Last week, President Trump tweeted that Immigration and Customs Enforcement (ICE) agents were going to soon launch a major operation to arrest and deport illegal immigrants inside of the United States. On Saturday, President Trump reversed himself and said that he is going to delay the operation. The Washington Examiner is now reporting that the operation is canceled permanently because acting Department of Homeland Security Secretary Kevin McAleenan leaked the details, thus removing the element of surprise and putting the “public at risk and law enforcement officers in harm’s way” according to Brandon Judd, the head of the National Border Patrol Council.

Mr. Judd may be correct that the leaked details of the proposed raids would put ICE agent at increased risk of harm. After all, one of our findings was that harsher local immigration enforcement through local 287(g) agreements in North Carolina increased the number of assaults against police officers without any other effects on crime. More enforcement by itself increases the risk to ICE agents. What remains unclear in Judd’s statement and others is the degree to which the potential danger would increase for ICE agents. To estimate that requires understanding the degree of danger that ICE agents currently face on the job or have faced historically. Thus, this post estimates the annual chance of an ICE agent dying in the line of duty.

Data for the number of ICE agents come from the Office of Personnel Management FedScope employment databases for September of every year except for 2018, where I relied on March data. The 2019 data are not available yet, so I just assumed that the number of ICE agents in 2018 is the same as in 2019. In all cases, I only counted a subset of ICE employees as law enforcement officers who could regularly be in harm’s way. They are those employed as general inspection, investigation, enforcement, and compliance officers (1801), compliance inspection and support officers (1802), criminal investigation (1811), and investigation student trainees (1899).

The data on ICE agent deaths comes from the Officer Down Memorial Page that records the deaths of law enforcement personnel who perished in the line of duty. Since fiscal year (FY) 2003, when ICE was created, a total of ten agents have perished, but only six of them perished for injuries sustained after ICE was created in 2003 (Table 1). Four agents died as a result of illnesses thought to be contracted while they worked helping to clean up the 9/11 terrorist attack sites. Since ICE was created in 2003, I count those deaths from injuries that occurred in that year or later. Enforcement Agent Lorenzo Roberto Gomez died while in training. Special Agent Timothy Allan Ensley died of dengue fever while on special assignment in Indonesia. Two agents were shot, one while on assignment in Mexico. One ICE agent was murdered in a vehicular assault in Miami. Lastly, one died of a heart attack while pursuing a suspect. I counted all of them as dying in the line of duty.

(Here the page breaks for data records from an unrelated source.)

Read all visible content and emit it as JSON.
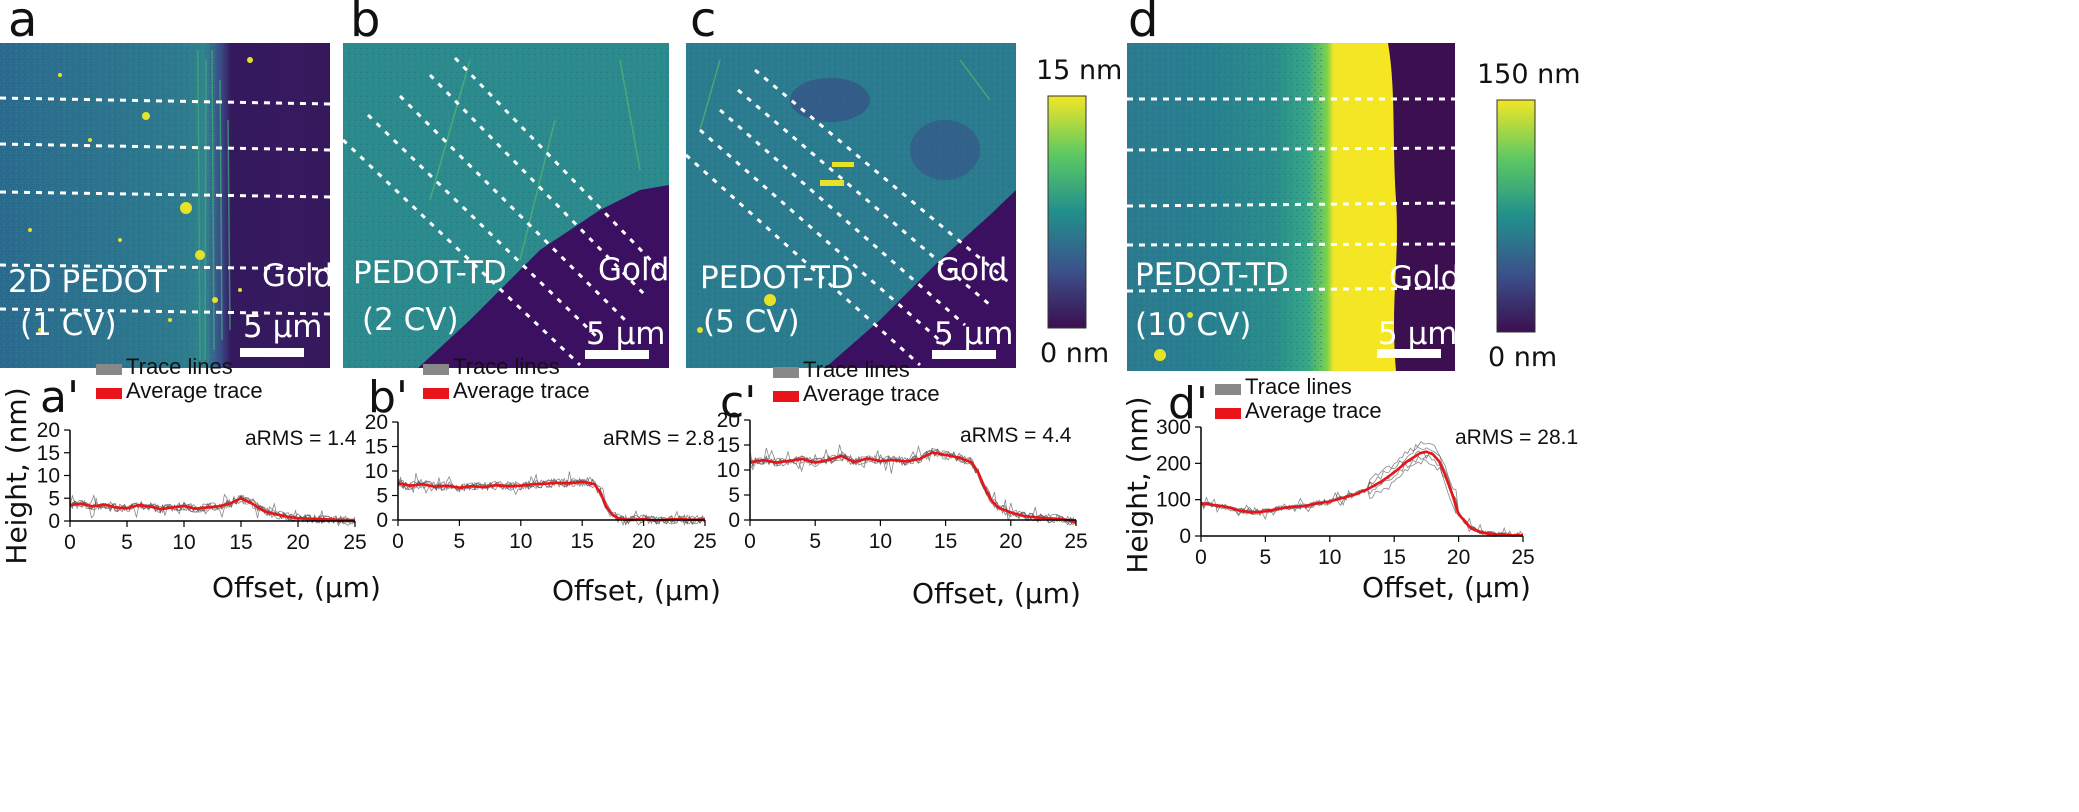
{
  "figure": {
    "panels": [
      {
        "label": "a",
        "region_left": "2D PEDOT",
        "region_left_2": "(1 CV)",
        "region_right": "Gold",
        "scalebar": "5 µm",
        "lines": "horizontal"
      },
      {
        "label": "b",
        "region_left": "PEDOT-TD",
        "region_left_2": "(2 CV)",
        "region_right": "Gold",
        "scalebar": "5 µm",
        "lines": "diagonal"
      },
      {
        "label": "c",
        "region_left": "PEDOT-TD",
        "region_left_2": "(5 CV)",
        "region_right": "Gold",
        "scalebar": "5 µm",
        "lines": "diagonal"
      },
      {
        "label": "d",
        "region_left": "PEDOT-TD",
        "region_left_2": "(10 CV)",
        "region_right": "Gold",
        "scalebar": "5 µm",
        "lines": "horizontal"
      }
    ],
    "colorbars": [
      {
        "name": "colorbar-15nm",
        "max_label": "15 nm",
        "min_label": "0 nm"
      },
      {
        "name": "colorbar-150nm",
        "max_label": "150 nm",
        "min_label": "0 nm"
      }
    ],
    "colors": {
      "trace_gray": "#888888",
      "average_red": "#e8141a",
      "cb_top": "#f2e626",
      "cb_mid": "#21908c",
      "cb_bottom": "#3b0f50"
    }
  },
  "chart_data": [
    {
      "type": "line",
      "panel": "a'",
      "legend": [
        "Trace lines",
        "Average trace"
      ],
      "ylabel": "Height, (nm)",
      "xlabel": "Offset, (µm)",
      "annotation": "aRMS = 1.4",
      "xlim": [
        0,
        25
      ],
      "ylim": [
        0,
        20
      ],
      "xticks": [
        0,
        5,
        10,
        15,
        20,
        25
      ],
      "yticks": [
        0,
        5,
        10,
        15,
        20
      ],
      "series": [
        {
          "name": "Average trace",
          "x": [
            0,
            1,
            2,
            3,
            4,
            5,
            6,
            7,
            8,
            9,
            10,
            11,
            12,
            13,
            14,
            15,
            16,
            17,
            18,
            19,
            20,
            21,
            22,
            23,
            24,
            25
          ],
          "values": [
            3.5,
            3.8,
            3.2,
            3.6,
            3.0,
            2.8,
            3.5,
            3.2,
            2.6,
            3.0,
            3.3,
            2.7,
            3.0,
            3.2,
            3.8,
            5.0,
            3.8,
            2.2,
            1.5,
            1.0,
            0.6,
            0.5,
            0.4,
            0.3,
            0.2,
            0.2
          ]
        }
      ]
    },
    {
      "type": "line",
      "panel": "b'",
      "legend": [
        "Trace lines",
        "Average trace"
      ],
      "ylabel": "",
      "xlabel": "Offset, (µm)",
      "annotation": "aRMS = 2.8",
      "xlim": [
        0,
        25
      ],
      "ylim": [
        0,
        20
      ],
      "xticks": [
        0,
        5,
        10,
        15,
        20,
        25
      ],
      "yticks": [
        0,
        5,
        10,
        15,
        20
      ],
      "series": [
        {
          "name": "Average trace",
          "x": [
            0,
            1,
            2,
            3,
            4,
            5,
            6,
            7,
            8,
            9,
            10,
            11,
            12,
            13,
            14,
            15,
            16,
            16.5,
            17,
            17.5,
            18,
            19,
            20,
            21,
            22,
            23,
            24,
            25
          ],
          "values": [
            7.5,
            7.0,
            7.3,
            6.8,
            7.0,
            6.6,
            6.9,
            6.7,
            7.1,
            6.9,
            7.0,
            7.3,
            7.4,
            7.6,
            7.5,
            7.8,
            7.3,
            5.5,
            2.5,
            1.0,
            0.3,
            0.0,
            0.2,
            -0.1,
            0.1,
            0.2,
            0.0,
            0.1
          ]
        }
      ]
    },
    {
      "type": "line",
      "panel": "c'",
      "legend": [
        "Trace lines",
        "Average trace"
      ],
      "ylabel": "",
      "xlabel": "Offset, (µm)",
      "annotation": "aRMS = 4.4",
      "xlim": [
        0,
        25
      ],
      "ylim": [
        0,
        20
      ],
      "xticks": [
        0,
        5,
        10,
        15,
        20,
        25
      ],
      "yticks": [
        0,
        5,
        10,
        15,
        20
      ],
      "series": [
        {
          "name": "Average trace",
          "x": [
            0,
            1,
            2,
            3,
            4,
            5,
            6,
            7,
            8,
            9,
            10,
            11,
            12,
            13,
            14,
            15,
            16,
            17,
            17.5,
            18,
            18.5,
            19,
            20,
            21,
            22,
            23,
            24,
            25
          ],
          "values": [
            11.5,
            12.0,
            11.5,
            11.8,
            12.2,
            11.5,
            12.0,
            12.8,
            11.6,
            12.3,
            11.8,
            12.0,
            11.7,
            12.2,
            13.5,
            13.0,
            12.5,
            11.5,
            9.5,
            6.5,
            4.0,
            2.5,
            1.5,
            0.8,
            0.5,
            0.3,
            0.2,
            -0.5
          ]
        }
      ]
    },
    {
      "type": "line",
      "panel": "d'",
      "legend": [
        "Trace lines",
        "Average trace"
      ],
      "ylabel": "Height, (nm)",
      "xlabel": "Offset, (µm)",
      "annotation": "aRMS = 28.1",
      "xlim": [
        0,
        25
      ],
      "ylim": [
        0,
        300
      ],
      "xticks": [
        0,
        5,
        10,
        15,
        20,
        25
      ],
      "yticks": [
        0,
        100,
        200,
        300
      ],
      "series": [
        {
          "name": "Average trace",
          "x": [
            0,
            1,
            2,
            3,
            4,
            5,
            6,
            7,
            8,
            9,
            10,
            11,
            12,
            13,
            14,
            15,
            16,
            17,
            17.5,
            18,
            18.5,
            19,
            19.5,
            20,
            21,
            22,
            23,
            24,
            25
          ],
          "values": [
            90,
            85,
            80,
            70,
            65,
            68,
            75,
            80,
            82,
            90,
            95,
            105,
            115,
            130,
            150,
            175,
            205,
            228,
            232,
            225,
            205,
            165,
            115,
            60,
            20,
            8,
            4,
            2,
            2
          ]
        }
      ]
    }
  ]
}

From 2003 through 2019 so far, the annual chance of an ICE agent being killed in the line of duty is about one in 37,917 per year. Their annual death rate on the job is about 2.6 per 100,000. Being an ICE officer is more dangerous than being a Border Patrol agent during roughly the same time. From 2007 through 2017, the annual chance of a police officer being killed in the line of duty was about one in 15,249 per year with an annual death rate of 6.6 per 100,000. Being a normal police officer is much more dangerous than being an ICE agent.

Every unjust death is a tragedy. ICE agents volunteered for a job that routinely places them in danger but that heightened danger does not translate into a higher chance of dying in the line of duty when compared to other law enforcement officers. Although we don’t know for sure whether President Trump’s aborted raids would have placed ICE agents in harm, we do know that their job is safer than that of normal police officers and Border Patrol agents.